Soon enough an older man came by with his family who was giving him water and energy bars. He sat on the rock next to me and said this never gets any easier. Truer words could not be spoken. He also told me he ran a 3:05. a little tough to hear that coming from a guy twice your age. But hey, good for him and that’s amazing.
He left shortly after, and I said it was time for me to make the walk back to the car.
I called my fiance and parents letting them know how I did. Telling them it was a very tough race and I didn’t achieve my goal. But both of them congratulated me on finishing the race and for PRing. My mom said something that stuck with me the most. She said, “I am just amazed that you ran another marathon and completed it.”
She is right, most people don’t run marathons, and some people who do don’t finish them. I put the time in, I put the effort and training in, and I completed the marathon in a respectable time. She also mentioned all the extra challenges I had.

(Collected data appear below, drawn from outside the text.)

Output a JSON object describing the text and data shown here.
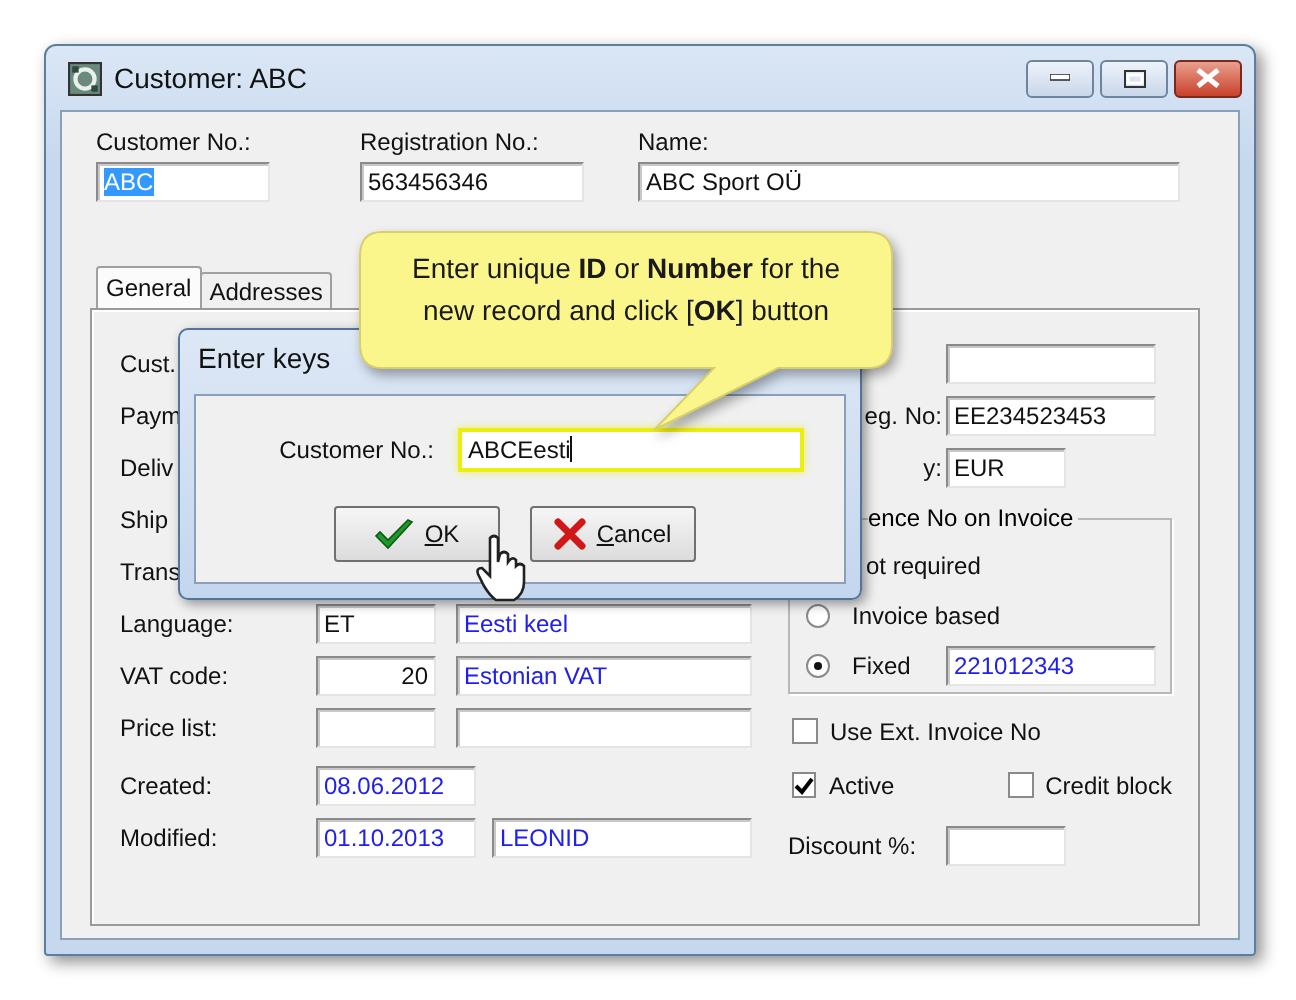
{
  "window": {
    "title": "Customer: ABC"
  },
  "header_fields": [
    {
      "label": "Customer No.:",
      "value": "ABC",
      "selected": true
    },
    {
      "label": "Registration No.:",
      "value": "563456346",
      "selected": false
    },
    {
      "label": "Name:",
      "value": "ABC Sport OÜ",
      "selected": false
    }
  ],
  "tabs": [
    {
      "label": "General",
      "selected": true
    },
    {
      "label": "Addresses",
      "selected": false
    }
  ],
  "left_rows": [
    {
      "kind": "label_only",
      "label": "Cust."
    },
    {
      "kind": "label_only",
      "label": "Paym"
    },
    {
      "kind": "label_only",
      "label": "Deliv"
    },
    {
      "kind": "label_only",
      "label": "Ship"
    },
    {
      "kind": "label_only",
      "label": "Trans"
    },
    {
      "kind": "pair",
      "label": "Language:",
      "code": "ET",
      "description": "Eesti keel",
      "numeric": false
    },
    {
      "kind": "pair",
      "label": "VAT code:",
      "code": "20",
      "description": "Estonian VAT",
      "numeric": true
    },
    {
      "kind": "pair",
      "label": "Price list:"
    },
    {
      "kind": "date",
      "label": "Created:",
      "date": "08.06.2012"
    },
    {
      "kind": "date",
      "label": "Modified:",
      "date": "01.10.2013",
      "user": "LEONID"
    }
  ],
  "right_rows": [
    {
      "kind": "field"
    },
    {
      "kind": "field",
      "label": "eg. No:",
      "value": "EE234523453"
    },
    {
      "kind": "short_field",
      "label": "y:",
      "value": "EUR"
    }
  ],
  "invoice_group": {
    "title": "ence No on Invoice",
    "options": [
      {
        "label": "ot required"
      },
      {
        "label": "Invoice based",
        "selected": false
      },
      {
        "label": "Fixed",
        "selected": true,
        "value": "221012343"
      }
    ]
  },
  "checkboxes": [
    {
      "label": "Use Ext. Invoice No",
      "checked": false
    },
    {
      "label": "Active",
      "checked": true
    },
    {
      "label": "Credit block",
      "checked": false
    }
  ],
  "discount": {
    "label": "Discount %:"
  },
  "dialog": {
    "title": "Enter keys",
    "field_label": "Customer No.:",
    "field_value": "ABCEesti",
    "buttons": [
      {
        "label": "OK",
        "kind": "ok"
      },
      {
        "label": "Cancel",
        "kind": "cancel"
      }
    ]
  },
  "callout": {
    "text": "Enter unique **ID** or **Number** for the new record and click [**OK**] button"
  }
}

For this race… I had ….No headphones, no music, no accurate pace, no water belt, walkers blocking the course, no crowd, no friends or family. It was just me and the giant redwoods. It was an experience a great challenging race, but not something I will do again. I realized I am big marathon type of runner. I am someone who likes running races with people cheering you on, with the ability to listen to my music, with no problems finding a satellite for your watch to lock onto. I am someone who likes to drink water/Gatorade when they want too, not when aid stations think you should. If this means I carry an extra 4 pounds so be it.
Thank you Avenue of the Giants for telling me what I needed to know. And for having an absolute beautiful course to run, even with it being an out and back. Thank you for my family and friends for their support during my training. Thank you to Lauren and Ryan from EFAST for their valuable insights and training plans and workouts. And of course thank you to my fantastic fiance for putting up with my running, day after day.
Valuable lessons were taken from this race that I plan to use to my advantage in Chicago on October 12th. I will give it my all for Boston, in front of my home city, my family, my friends and myself.